Je passe un temps fou à sélectionner les plantes dans ma serre miniature et à préparer la mixture avec mes doigts valides. Lorsqu’elle refroidit grâce à son récipient posé dans la neige, je me place face au miroir pour me l’appliquer seule.
Mon dos est méconnaissable. La chair a été déchirée à différentes profondeurs, et de grandes griffures le parcourent dans tous les sens. J’ai la nausée rien que de voir les tissus sanguinolents à vif. Il n’y est pas allé de main morte.

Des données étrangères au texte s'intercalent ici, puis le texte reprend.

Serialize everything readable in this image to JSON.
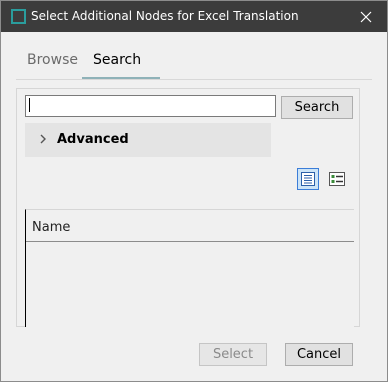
{
  "window": {
    "title": "Select Additional Nodes for Excel Translation",
    "close_icon": "close-icon"
  },
  "tabs": [
    {
      "label": "Browse",
      "active": false
    },
    {
      "label": "Search",
      "active": true
    }
  ],
  "search": {
    "value": "",
    "button_label": "Search"
  },
  "advanced": {
    "label": "Advanced",
    "expanded": false,
    "icon": "chevron-right-icon"
  },
  "view_buttons": {
    "list_icon": "list-view-icon",
    "detail_icon": "detail-view-icon",
    "selected": "list"
  },
  "results": {
    "columns": [
      "Name"
    ]
  },
  "footer": {
    "select_label": "Select",
    "select_enabled": false,
    "cancel_label": "Cancel"
  },
  "colors": {
    "titlebar": "#3c3c3c",
    "accent": "#2a9d9d",
    "tab_underline": "#8fb2b8",
    "selected_view_bg": "#cce4f7"
  }
}
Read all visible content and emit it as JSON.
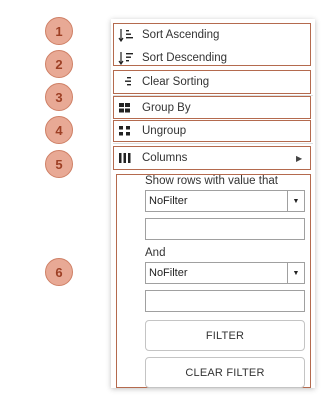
{
  "callouts": [
    "1",
    "2",
    "3",
    "4",
    "5",
    "6"
  ],
  "menu": {
    "sort_ascending": {
      "label": "Sort Ascending",
      "icon": "sort-ascending-icon"
    },
    "sort_descending": {
      "label": "Sort Descending",
      "icon": "sort-descending-icon"
    },
    "clear_sorting": {
      "label": "Clear Sorting",
      "icon": "clear-sorting-icon"
    },
    "group_by": {
      "label": "Group By",
      "icon": "group-by-icon"
    },
    "ungroup": {
      "label": "Ungroup",
      "icon": "ungroup-icon"
    },
    "columns": {
      "label": "Columns",
      "icon": "columns-icon",
      "submenu_arrow": "▶"
    }
  },
  "filter": {
    "heading": "Show rows with value that",
    "operator1": "NoFilter",
    "value1": "",
    "conjunction": "And",
    "operator2": "NoFilter",
    "value2": "",
    "filter_button": "FILTER",
    "clear_filter_button": "CLEAR FILTER"
  },
  "colors": {
    "callout_fill": "#e8a995",
    "callout_text": "#9d3f24",
    "highlight_border": "#b46a4e"
  }
}
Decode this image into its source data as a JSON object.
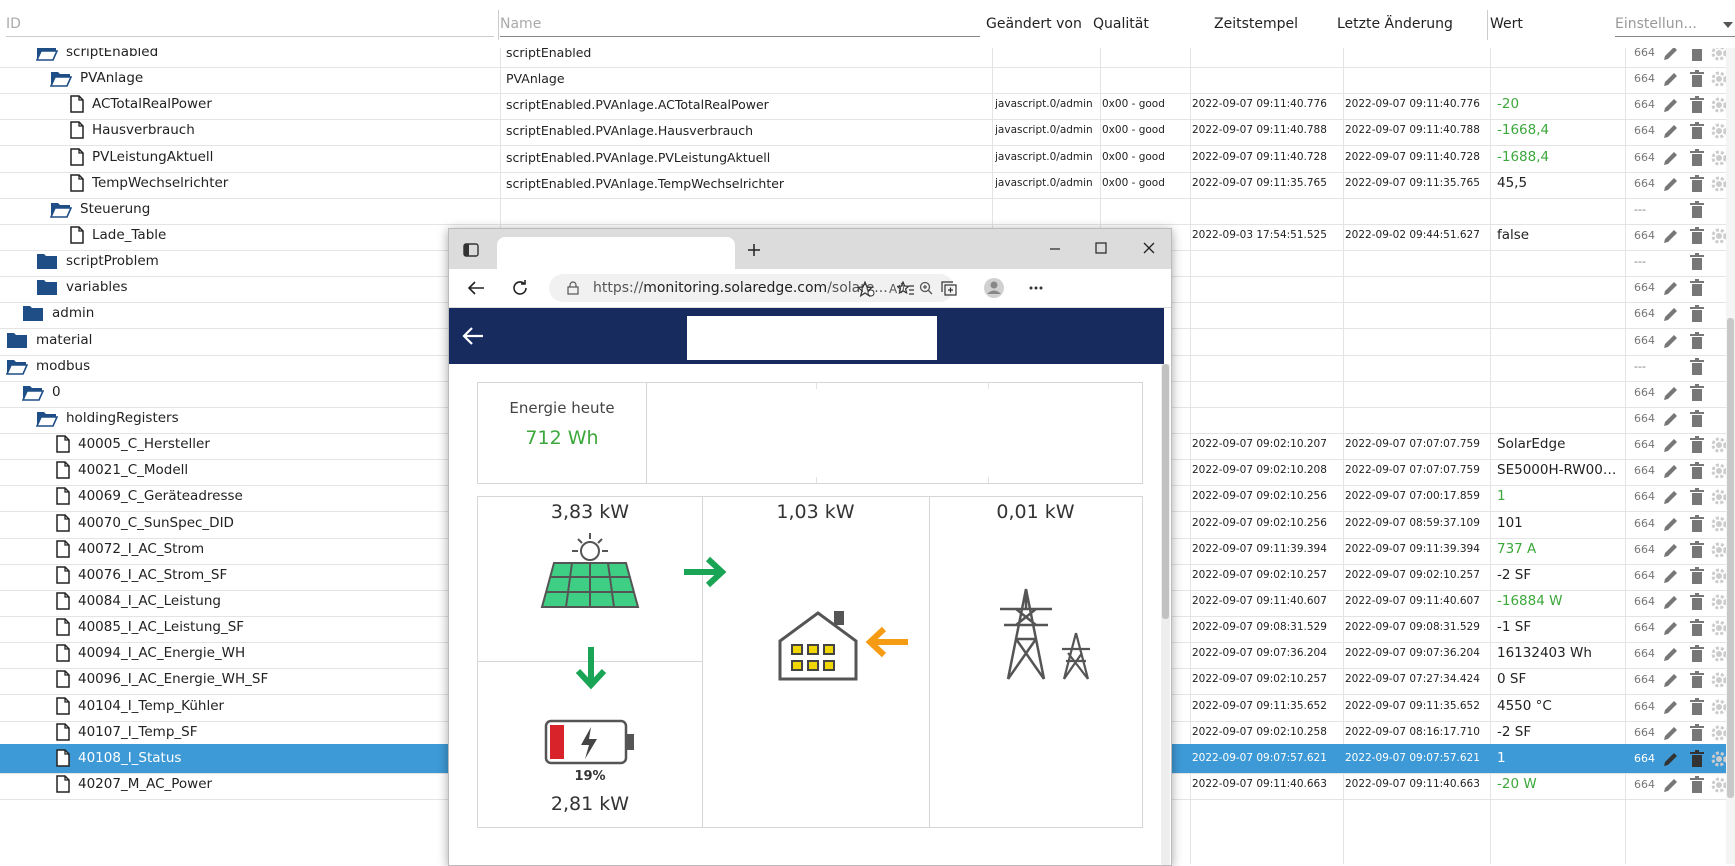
{
  "header": {
    "id_placeholder": "ID",
    "name_placeholder": "Name",
    "columns": [
      "Geändert von",
      "Qualität",
      "Zeitstempel",
      "Letzte Änderung",
      "Wert"
    ],
    "settings_label": "Einstellun..."
  },
  "rows": [
    {
      "label": "scriptEnabled",
      "type": "folder-open",
      "indent": 36,
      "name": "scriptEnabled",
      "from": "",
      "quality": "",
      "ts": "",
      "lc": "",
      "value": "",
      "acl": "664",
      "actions": "full"
    },
    {
      "label": "PVAnlage",
      "type": "folder-open",
      "indent": 50,
      "name": "PVAnlage",
      "from": "",
      "quality": "",
      "ts": "",
      "lc": "",
      "value": "",
      "acl": "664",
      "actions": "full"
    },
    {
      "label": "ACTotalRealPower",
      "type": "file",
      "indent": 70,
      "name": "scriptEnabled.PVAnlage.ACTotalRealPower",
      "from": "javascript.0/admin",
      "quality": "0x00 - good",
      "ts": "2022-09-07 09:11:40.776",
      "lc": "2022-09-07 09:11:40.776",
      "value": "-20",
      "green": true,
      "acl": "664",
      "actions": "full"
    },
    {
      "label": "Hausverbrauch",
      "type": "file",
      "indent": 70,
      "name": "scriptEnabled.PVAnlage.Hausverbrauch",
      "from": "javascript.0/admin",
      "quality": "0x00 - good",
      "ts": "2022-09-07 09:11:40.788",
      "lc": "2022-09-07 09:11:40.788",
      "value": "-1668,4",
      "green": true,
      "acl": "664",
      "actions": "full"
    },
    {
      "label": "PVLeistungAktuell",
      "type": "file",
      "indent": 70,
      "name": "scriptEnabled.PVAnlage.PVLeistungAktuell",
      "from": "javascript.0/admin",
      "quality": "0x00 - good",
      "ts": "2022-09-07 09:11:40.728",
      "lc": "2022-09-07 09:11:40.728",
      "value": "-1688,4",
      "green": true,
      "acl": "664",
      "actions": "full"
    },
    {
      "label": "TempWechselrichter",
      "type": "file",
      "indent": 70,
      "name": "scriptEnabled.PVAnlage.TempWechselrichter",
      "from": "javascript.0/admin",
      "quality": "0x00 - good",
      "ts": "2022-09-07 09:11:35.765",
      "lc": "2022-09-07 09:11:35.765",
      "value": "45,5",
      "acl": "664",
      "actions": "full"
    },
    {
      "label": "Steuerung",
      "type": "folder-open",
      "indent": 50,
      "name": "",
      "from": "",
      "quality": "",
      "ts": "",
      "lc": "",
      "value": "",
      "acl": "---",
      "actions": "del"
    },
    {
      "label": "Lade_Table",
      "type": "file",
      "indent": 70,
      "name": "",
      "from": "",
      "quality": "",
      "ts": "2022-09-03 17:54:51.525",
      "lc": "2022-09-02 09:44:51.627",
      "value": "false",
      "acl": "664",
      "actions": "full"
    },
    {
      "label": "scriptProblem",
      "type": "folder",
      "indent": 36,
      "name": "",
      "from": "",
      "quality": "",
      "ts": "",
      "lc": "",
      "value": "",
      "acl": "---",
      "actions": "del"
    },
    {
      "label": "variables",
      "type": "folder",
      "indent": 36,
      "name": "",
      "from": "",
      "quality": "",
      "ts": "",
      "lc": "",
      "value": "",
      "acl": "664",
      "actions": "edit"
    },
    {
      "label": "admin",
      "type": "folder",
      "indent": 22,
      "name": "",
      "from": "",
      "quality": "",
      "ts": "",
      "lc": "",
      "value": "",
      "acl": "664",
      "actions": "edit"
    },
    {
      "label": "material",
      "type": "folder",
      "indent": 6,
      "name": "",
      "from": "",
      "quality": "",
      "ts": "",
      "lc": "",
      "value": "",
      "acl": "664",
      "actions": "edit"
    },
    {
      "label": "modbus",
      "type": "folder-open",
      "indent": 6,
      "name": "",
      "from": "",
      "quality": "",
      "ts": "",
      "lc": "",
      "value": "",
      "acl": "---",
      "actions": "del"
    },
    {
      "label": "0",
      "type": "folder-open",
      "indent": 22,
      "name": "",
      "from": "",
      "quality": "",
      "ts": "",
      "lc": "",
      "value": "",
      "acl": "664",
      "actions": "edit"
    },
    {
      "label": "holdingRegisters",
      "type": "folder-open",
      "indent": 36,
      "name": "",
      "from": "",
      "quality": "",
      "ts": "",
      "lc": "",
      "value": "",
      "acl": "664",
      "actions": "edit"
    },
    {
      "label": "40005_C_Hersteller",
      "type": "file",
      "indent": 56,
      "name": "",
      "from": "",
      "quality": "",
      "ts": "2022-09-07 09:02:10.207",
      "lc": "2022-09-07 07:07:07.759",
      "value": "SolarEdge",
      "acl": "664",
      "actions": "full"
    },
    {
      "label": "40021_C_Modell",
      "type": "file",
      "indent": 56,
      "name": "",
      "from": "",
      "quality": "",
      "ts": "2022-09-07 09:02:10.208",
      "lc": "2022-09-07 07:07:07.759",
      "value": "SE5000H-RW000...",
      "acl": "664",
      "actions": "full"
    },
    {
      "label": "40069_C_Geräteadresse",
      "type": "file",
      "indent": 56,
      "name": "",
      "from": "",
      "quality": "",
      "ts": "2022-09-07 09:02:10.256",
      "lc": "2022-09-07 07:00:17.859",
      "value": "1",
      "green": true,
      "acl": "664",
      "actions": "full"
    },
    {
      "label": "40070_C_SunSpec_DID",
      "type": "file",
      "indent": 56,
      "name": "",
      "from": "",
      "quality": "",
      "ts": "2022-09-07 09:02:10.256",
      "lc": "2022-09-07 08:59:37.109",
      "value": "101",
      "acl": "664",
      "actions": "full"
    },
    {
      "label": "40072_I_AC_Strom",
      "type": "file",
      "indent": 56,
      "name": "",
      "from": "",
      "quality": "",
      "ts": "2022-09-07 09:11:39.394",
      "lc": "2022-09-07 09:11:39.394",
      "value": "737 A",
      "green": true,
      "acl": "664",
      "actions": "full"
    },
    {
      "label": "40076_I_AC_Strom_SF",
      "type": "file",
      "indent": 56,
      "name": "",
      "from": "",
      "quality": "",
      "ts": "2022-09-07 09:02:10.257",
      "lc": "2022-09-07 09:02:10.257",
      "value": "-2 SF",
      "acl": "664",
      "actions": "full"
    },
    {
      "label": "40084_I_AC_Leistung",
      "type": "file",
      "indent": 56,
      "name": "",
      "from": "",
      "quality": "",
      "ts": "2022-09-07 09:11:40.607",
      "lc": "2022-09-07 09:11:40.607",
      "value": "-16884 W",
      "green": true,
      "acl": "664",
      "actions": "full"
    },
    {
      "label": "40085_I_AC_Leistung_SF",
      "type": "file",
      "indent": 56,
      "name": "",
      "from": "",
      "quality": "",
      "ts": "2022-09-07 09:08:31.529",
      "lc": "2022-09-07 09:08:31.529",
      "value": "-1 SF",
      "acl": "664",
      "actions": "full"
    },
    {
      "label": "40094_I_AC_Energie_WH",
      "type": "file",
      "indent": 56,
      "name": "",
      "from": "",
      "quality": "",
      "ts": "2022-09-07 09:07:36.204",
      "lc": "2022-09-07 09:07:36.204",
      "value": "16132403 Wh",
      "acl": "664",
      "actions": "full"
    },
    {
      "label": "40096_I_AC_Energie_WH_SF",
      "type": "file",
      "indent": 56,
      "name": "",
      "from": "",
      "quality": "",
      "ts": "2022-09-07 09:02:10.257",
      "lc": "2022-09-07 07:27:34.424",
      "value": "0 SF",
      "acl": "664",
      "actions": "full"
    },
    {
      "label": "40104_I_Temp_Kühler",
      "type": "file",
      "indent": 56,
      "name": "",
      "from": "",
      "quality": "",
      "ts": "2022-09-07 09:11:35.652",
      "lc": "2022-09-07 09:11:35.652",
      "value": "4550 °C",
      "acl": "664",
      "actions": "full"
    },
    {
      "label": "40107_I_Temp_SF",
      "type": "file",
      "indent": 56,
      "name": "",
      "from": "",
      "quality": "",
      "ts": "2022-09-07 09:02:10.258",
      "lc": "2022-09-07 08:16:17.710",
      "value": "-2 SF",
      "acl": "664",
      "actions": "full"
    },
    {
      "label": "40108_I_Status",
      "type": "file",
      "indent": 56,
      "name": "",
      "from": "",
      "quality": "",
      "ts": "2022-09-07 09:07:57.621",
      "lc": "2022-09-07 09:07:57.621",
      "value": "1",
      "selected": true,
      "acl": "664",
      "actions": "full"
    },
    {
      "label": "40207_M_AC_Power",
      "type": "file",
      "indent": 56,
      "name": "",
      "from": "",
      "quality": "",
      "ts": "2022-09-07 09:11:40.663",
      "lc": "2022-09-07 09:11:40.663",
      "value": "-20 W",
      "green": true,
      "acl": "664",
      "actions": "full"
    }
  ],
  "browser": {
    "url_prefix": "https://",
    "url_host": "monitoring.solaredge.com",
    "url_rest": "/solare..."
  },
  "dashboard": {
    "energy_label": "Energie heute",
    "energy_value": "712 Wh",
    "pv_power": "3,83 kW",
    "house_power": "1,03 kW",
    "grid_power": "0,01 kW",
    "battery_pct": "19%",
    "battery_level": 0.19,
    "battery_power": "2,81 kW"
  },
  "colors": {
    "selected_row": "#3e9ad6",
    "green_value": "#3ca83c",
    "folder": "#1f4e86",
    "site_header": "#172b5f",
    "flow_green": "#1aa556",
    "flow_orange": "#f59b14",
    "battery_red": "#d8232a"
  }
}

Tout doucement, je commence à appliquer mon cataplasme, et cela me soulage déjà. A certains endroits, j’ose à peine toucher ma peau, mais il le faut. Tout cela me prend une éternité. L’aube pointe au loin lorsque je me prépare rapidement une attelle pour mes doigts cassés. J’ai les yeux rouges et la gorge rauque après la torture par l’eau, mais aucune séquelle des injections de poison, comme d’habitude.
Après avoir sommairement noué mes cheveux, je vais enfin m’allonger sur mon lit, sur le ventre. Je m’endors à la seconde même où je ferme les yeux, épuisée.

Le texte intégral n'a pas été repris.